J'eus à peine le temps de capter un ricanement d'Hisoka que je m'engouffrais entre les arbres. Me voilà encore en train de courir. Mais à présent, je ne courais pas pour avancer vers l'avant, mais pour fuir l'arrière. Cela faisait toute la différence dans ma motivation... Je courais donc de nouveau, mais de toutes mes forces cette fois ci, ne cessant de regarder par dessus mon épaule pour m'assurer que personne ne me suivait.
— Hé !
Un éclair vert se déporta à ma gauche, et je me pris les pieds de surprise, m'étalant la tête la première dans la boue.
— Ça va ?
Je levai une tête dégoulinante vers la personne que j'avais failli me prendre et devinez qui j'eus la surprise de voir... Le petit Gon, fébrile et pressé mais tout de même inquiet pour moi.
— Oui, répondis je en tâchant d'adopter un ton neutre et de m'essuyer le visage.
Il lança un regard perçant dans la direction que je m'efforçais de fuire.
— Bon, alors bon courage pour la suite !
Et il se remit à courir à toute vitesse, disparaissant aussi vite qu'il était apparu.
Je me retrouvai seule, assise dans la boue comme une imbécile. Gon n'allait quand même pas vers Hisoka ? Je secouai la tête. Tout allait bien, il était le héros de ce manga, il n'allait pas mourir.
Je me relevai péniblement ; malgré le miracle du tunnel toujours opérationnel. J'avais assez couru pour m'éloigner du magicien timbré et ce dernier ne semblait pas décidé à me poursuivre, alors retrouver le groupe de participants redevint ma priorité. Mais, même si la brume semblait accepter de se dissiper vaguement, je ne savais pas du tout comment me repérer. Quelle idiote j'étais d'avoir couru sans même me soucier de la direction.
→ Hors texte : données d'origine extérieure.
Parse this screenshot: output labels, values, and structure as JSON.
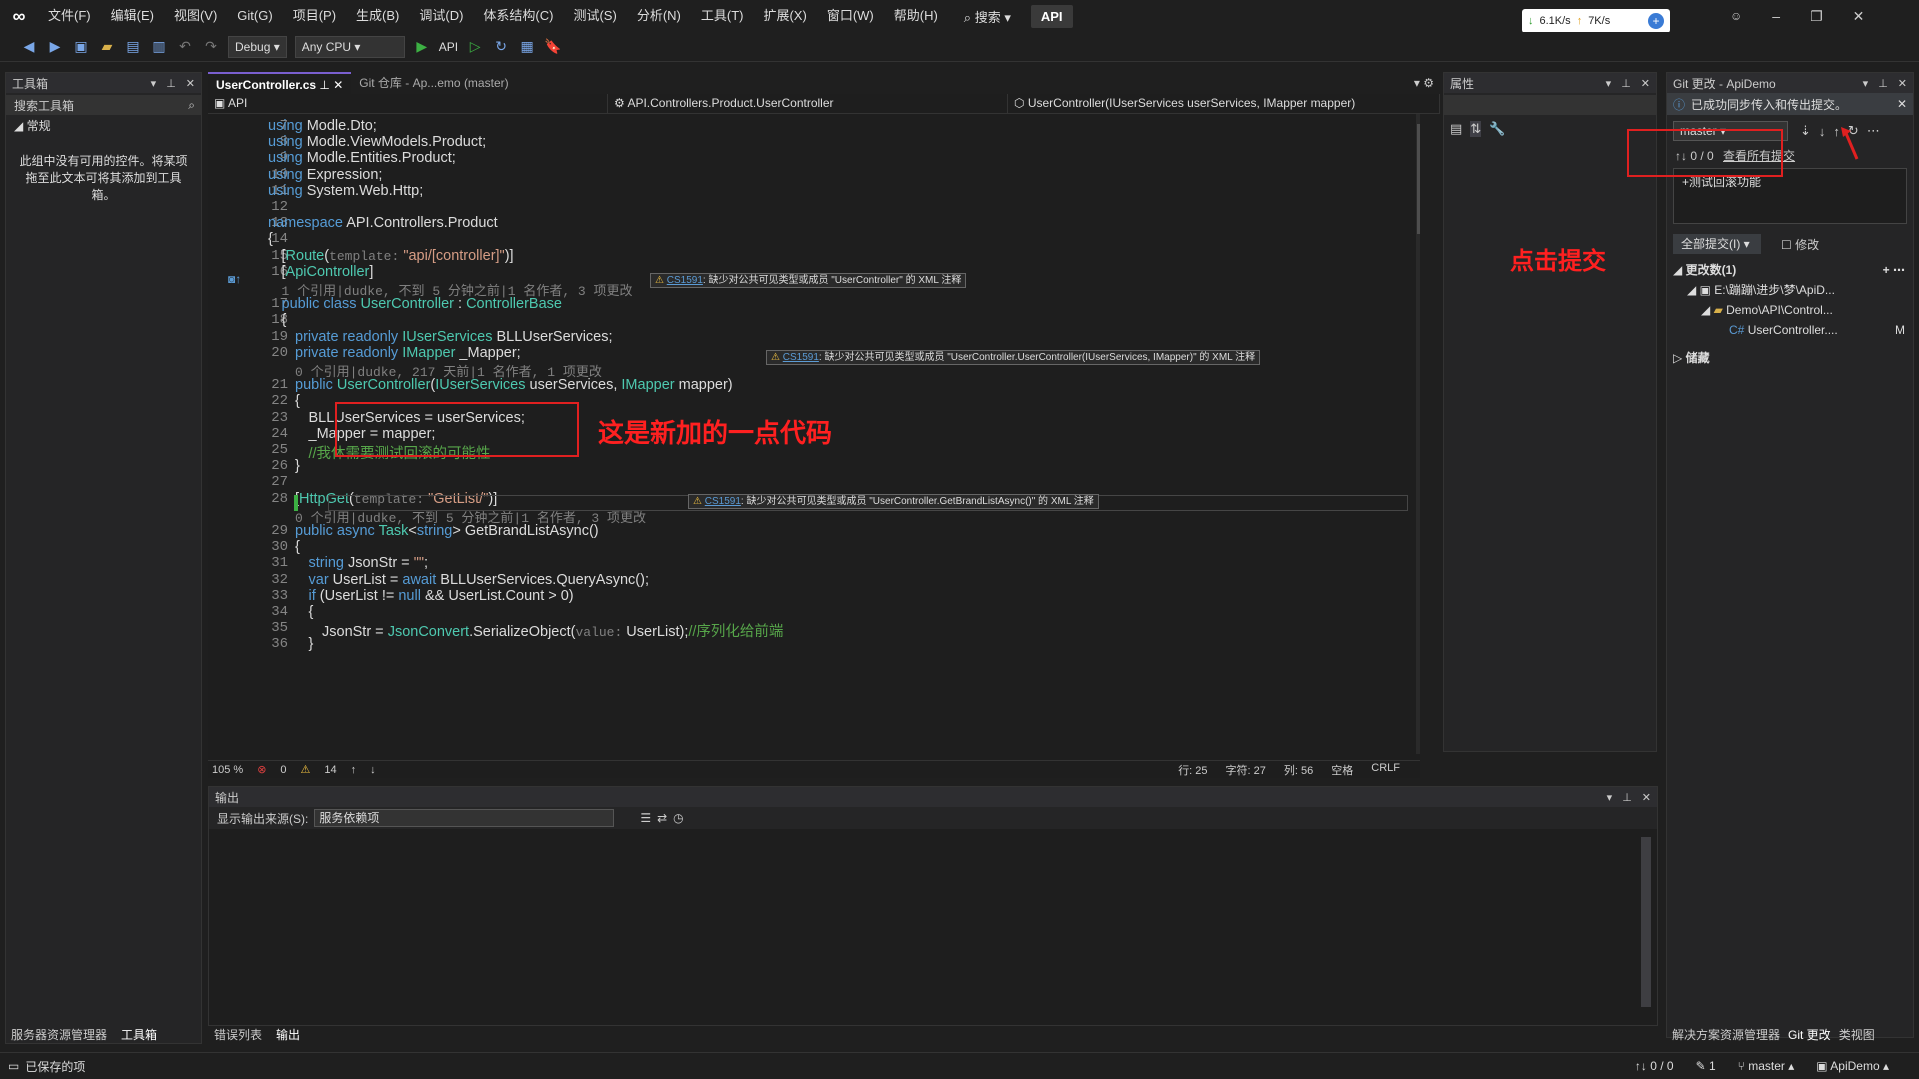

J'essuyais mes mains sur mon jean boueux, ne sachant pas trop quoi faire d'autre. Marcher au hasard me semblait stupide compte tenu des pièges regorgeants dans ces marécages, surtout que je ne pouvais pas être sûre que je ne m'éloignais pas encore plus de l'arrivée.
Ma solution se présenta sous la forme de bruit de pas, venant à ma droite. L'allure calme témoignait de l'assurance de la personne. Elle devait savoir où elle allait...
Bingo. Je me jetai dans un buisson en faisant le moins de bruit possible, et attendis avant d'apercevoir une jeune femme plutôt petite, portant un grand chapeau rond. Elle courait doucement mais semblait sur ses gardes, balayant sans cesse du regard les environs autour d'elle. Je retins mon souffle et commençai à la suivre après l'avoir laissée marcher sur une cinquantaine de mètres. La chute du brouillard me facilitait grandement les choses. Je débutai ainsi ma première filature. Ça me faisait tout drôle : de là où je venais, ce n'était pas quelque chose qu'on faisait tous les jours.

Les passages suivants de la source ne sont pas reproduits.